Football, Father Christmas and inflation: getting festive advertising right in 2022

The festive season is going to be uniquely challenging for advertisers this year with the added ingredient of the men’s football World Cup and some tough economic headwinds. Christmas is always a febrile and competitive time, with many businesses relying on the Golden Quarter to deliver their biggest sales numbers.

Over £8 billion1 is expected to be spent on ads this winter alone as brands clamour for attention.  With football fever added to the mix, how can businesses make sure campaigns cut through and deliver commercial ROI?

The Christmas plus World Cup combo could be tricky to get right and our research shows that many brands don’t effectively capitalise on sporting events. Yet sport also presents huge opportunities to boost brand awareness and connect with consumers, tapping into its unique blend of drama and passion.

We’ve seen the power of sport to motivate and unite people with the Lionesses’ triumph at the European Championships, and some brands are already deploying clever creative to engage with their success to great effect. Businesses can learn from this best practice as the Christmas countdown begins.

Fire up people’s emotions  

First, we know that the best and most effective advertising stirs our emotions – people remember ads that make them feel something.  We’ve seen brands like Nike put that into action following the Lionesses’ victory, harnessing the excitement and sense of achievement for women’s sport.

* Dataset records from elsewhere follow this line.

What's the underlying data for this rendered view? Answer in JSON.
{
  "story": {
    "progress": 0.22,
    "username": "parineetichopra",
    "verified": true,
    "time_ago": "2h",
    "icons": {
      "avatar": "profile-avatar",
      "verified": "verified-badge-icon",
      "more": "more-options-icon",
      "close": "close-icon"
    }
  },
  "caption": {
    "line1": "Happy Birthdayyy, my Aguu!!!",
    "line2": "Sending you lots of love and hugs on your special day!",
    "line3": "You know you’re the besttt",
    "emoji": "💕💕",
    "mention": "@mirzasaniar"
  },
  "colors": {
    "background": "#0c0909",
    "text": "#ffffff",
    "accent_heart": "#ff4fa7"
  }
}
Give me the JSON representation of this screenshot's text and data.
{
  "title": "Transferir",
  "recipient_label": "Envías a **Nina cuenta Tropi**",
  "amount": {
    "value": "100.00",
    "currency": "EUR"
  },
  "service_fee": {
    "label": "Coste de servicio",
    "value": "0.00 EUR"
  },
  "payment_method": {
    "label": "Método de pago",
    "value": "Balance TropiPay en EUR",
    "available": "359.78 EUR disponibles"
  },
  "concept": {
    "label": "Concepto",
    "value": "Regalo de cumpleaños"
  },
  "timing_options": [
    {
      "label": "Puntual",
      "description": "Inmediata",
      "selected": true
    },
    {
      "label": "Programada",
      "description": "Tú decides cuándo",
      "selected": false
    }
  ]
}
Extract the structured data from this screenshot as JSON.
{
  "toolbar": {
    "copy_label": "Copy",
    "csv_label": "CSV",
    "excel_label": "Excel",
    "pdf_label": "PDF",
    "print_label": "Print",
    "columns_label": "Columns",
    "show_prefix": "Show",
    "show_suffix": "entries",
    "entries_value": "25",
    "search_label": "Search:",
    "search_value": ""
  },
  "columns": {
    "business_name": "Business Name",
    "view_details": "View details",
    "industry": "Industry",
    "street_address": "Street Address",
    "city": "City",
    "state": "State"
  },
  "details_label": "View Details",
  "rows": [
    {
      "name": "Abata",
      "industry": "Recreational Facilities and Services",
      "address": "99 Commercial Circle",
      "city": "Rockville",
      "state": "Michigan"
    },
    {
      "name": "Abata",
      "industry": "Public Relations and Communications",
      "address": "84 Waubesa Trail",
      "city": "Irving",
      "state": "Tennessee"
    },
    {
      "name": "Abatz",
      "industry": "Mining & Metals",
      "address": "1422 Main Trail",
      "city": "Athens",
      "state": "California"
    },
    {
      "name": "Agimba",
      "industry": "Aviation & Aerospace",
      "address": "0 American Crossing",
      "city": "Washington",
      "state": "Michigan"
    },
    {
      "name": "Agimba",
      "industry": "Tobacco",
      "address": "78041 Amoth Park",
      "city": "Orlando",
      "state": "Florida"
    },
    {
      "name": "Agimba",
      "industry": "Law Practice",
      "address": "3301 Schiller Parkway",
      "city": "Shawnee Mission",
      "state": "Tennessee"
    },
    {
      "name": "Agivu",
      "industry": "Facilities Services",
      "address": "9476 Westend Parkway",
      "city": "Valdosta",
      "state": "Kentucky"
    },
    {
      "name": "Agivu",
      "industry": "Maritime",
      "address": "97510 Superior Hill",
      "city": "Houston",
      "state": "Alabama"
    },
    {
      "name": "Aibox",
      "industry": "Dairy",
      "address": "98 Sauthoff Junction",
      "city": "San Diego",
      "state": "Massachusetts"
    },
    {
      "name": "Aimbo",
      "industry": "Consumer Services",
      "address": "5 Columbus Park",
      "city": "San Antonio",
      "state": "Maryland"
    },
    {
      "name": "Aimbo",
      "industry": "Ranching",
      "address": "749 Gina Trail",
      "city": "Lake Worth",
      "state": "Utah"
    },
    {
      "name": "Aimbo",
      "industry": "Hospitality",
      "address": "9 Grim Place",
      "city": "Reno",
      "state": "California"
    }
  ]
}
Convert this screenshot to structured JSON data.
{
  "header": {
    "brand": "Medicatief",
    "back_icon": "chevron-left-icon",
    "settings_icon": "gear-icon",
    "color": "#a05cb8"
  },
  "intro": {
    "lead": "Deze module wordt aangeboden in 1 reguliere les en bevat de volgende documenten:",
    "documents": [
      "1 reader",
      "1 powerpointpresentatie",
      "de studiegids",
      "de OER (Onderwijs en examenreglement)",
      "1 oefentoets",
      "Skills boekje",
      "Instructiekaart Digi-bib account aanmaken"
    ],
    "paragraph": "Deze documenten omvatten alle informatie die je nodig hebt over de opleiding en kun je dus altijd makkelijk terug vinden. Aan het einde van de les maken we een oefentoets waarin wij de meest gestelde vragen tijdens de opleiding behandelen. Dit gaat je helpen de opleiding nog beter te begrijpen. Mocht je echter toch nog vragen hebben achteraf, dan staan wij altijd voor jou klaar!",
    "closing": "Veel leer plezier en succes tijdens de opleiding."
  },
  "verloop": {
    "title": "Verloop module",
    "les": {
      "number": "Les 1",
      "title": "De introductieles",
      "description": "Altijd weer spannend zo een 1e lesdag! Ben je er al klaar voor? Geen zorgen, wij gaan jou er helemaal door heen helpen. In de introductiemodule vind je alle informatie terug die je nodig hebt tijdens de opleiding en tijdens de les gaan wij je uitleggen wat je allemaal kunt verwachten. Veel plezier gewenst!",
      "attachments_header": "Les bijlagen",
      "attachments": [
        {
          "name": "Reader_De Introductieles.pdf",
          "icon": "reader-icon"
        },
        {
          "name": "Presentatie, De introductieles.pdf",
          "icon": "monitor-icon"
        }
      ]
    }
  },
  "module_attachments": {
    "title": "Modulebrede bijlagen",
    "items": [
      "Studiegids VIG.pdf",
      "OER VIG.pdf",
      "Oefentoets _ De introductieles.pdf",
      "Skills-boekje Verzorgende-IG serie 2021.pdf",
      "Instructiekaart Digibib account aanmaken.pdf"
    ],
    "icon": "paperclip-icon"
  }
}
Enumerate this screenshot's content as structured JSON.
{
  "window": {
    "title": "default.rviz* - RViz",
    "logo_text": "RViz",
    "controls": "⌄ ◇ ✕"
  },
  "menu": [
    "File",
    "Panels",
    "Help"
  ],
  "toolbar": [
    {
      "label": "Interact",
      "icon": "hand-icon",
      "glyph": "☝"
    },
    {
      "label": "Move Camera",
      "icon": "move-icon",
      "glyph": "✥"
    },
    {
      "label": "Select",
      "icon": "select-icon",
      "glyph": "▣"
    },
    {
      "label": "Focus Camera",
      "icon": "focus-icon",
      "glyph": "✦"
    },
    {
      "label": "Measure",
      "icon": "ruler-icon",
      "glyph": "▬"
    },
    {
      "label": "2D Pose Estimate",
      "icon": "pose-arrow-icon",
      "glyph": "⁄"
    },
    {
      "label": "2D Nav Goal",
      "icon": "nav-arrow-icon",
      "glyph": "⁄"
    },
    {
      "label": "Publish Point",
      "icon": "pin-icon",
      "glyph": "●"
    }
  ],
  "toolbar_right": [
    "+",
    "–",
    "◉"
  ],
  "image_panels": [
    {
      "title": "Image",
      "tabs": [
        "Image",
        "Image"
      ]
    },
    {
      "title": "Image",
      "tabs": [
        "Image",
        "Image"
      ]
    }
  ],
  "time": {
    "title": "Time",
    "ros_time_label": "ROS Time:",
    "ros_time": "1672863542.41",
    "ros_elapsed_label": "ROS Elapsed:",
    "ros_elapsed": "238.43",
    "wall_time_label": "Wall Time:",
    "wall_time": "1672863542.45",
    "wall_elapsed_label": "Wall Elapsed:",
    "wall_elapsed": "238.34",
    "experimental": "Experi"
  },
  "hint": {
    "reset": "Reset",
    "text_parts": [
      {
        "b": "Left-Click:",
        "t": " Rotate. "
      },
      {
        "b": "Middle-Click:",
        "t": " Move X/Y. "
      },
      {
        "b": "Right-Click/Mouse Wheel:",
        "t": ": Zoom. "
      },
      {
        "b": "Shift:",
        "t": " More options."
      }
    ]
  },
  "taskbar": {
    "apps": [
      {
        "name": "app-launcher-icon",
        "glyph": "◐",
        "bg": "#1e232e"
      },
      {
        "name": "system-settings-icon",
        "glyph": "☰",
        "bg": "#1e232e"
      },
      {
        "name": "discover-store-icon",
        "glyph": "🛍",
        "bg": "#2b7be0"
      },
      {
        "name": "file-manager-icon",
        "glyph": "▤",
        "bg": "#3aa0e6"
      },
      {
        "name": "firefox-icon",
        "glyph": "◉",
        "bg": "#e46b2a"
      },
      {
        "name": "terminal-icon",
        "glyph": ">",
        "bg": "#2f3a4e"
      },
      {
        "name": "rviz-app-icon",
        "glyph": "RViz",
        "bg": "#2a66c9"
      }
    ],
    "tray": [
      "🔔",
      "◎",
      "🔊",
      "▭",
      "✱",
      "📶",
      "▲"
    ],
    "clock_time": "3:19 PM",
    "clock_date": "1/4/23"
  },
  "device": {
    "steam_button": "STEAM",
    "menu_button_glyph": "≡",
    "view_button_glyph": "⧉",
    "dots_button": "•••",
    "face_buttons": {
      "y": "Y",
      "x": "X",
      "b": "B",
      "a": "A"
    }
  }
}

Its Metro cover wrap tapped into the emotive trials and tribulations of English football with the simple yet powerful image of a Nike swoosh, the word ‘Home’ and the players’ names.

Advertising is so much more successful if it reflects the public mood, especially at Christmas.  There may be more opportunities to get behind national teams this winter but brands will also have to tread carefully in the context of a cost of living crisis.

People will want to celebrate, and a run of World Cup success could fuel that desire, but many families will also be facing some of the toughest times in recent memory.

Sensitivity will be key this year, as will testing campaigns to ensure they land with consumers in the right way.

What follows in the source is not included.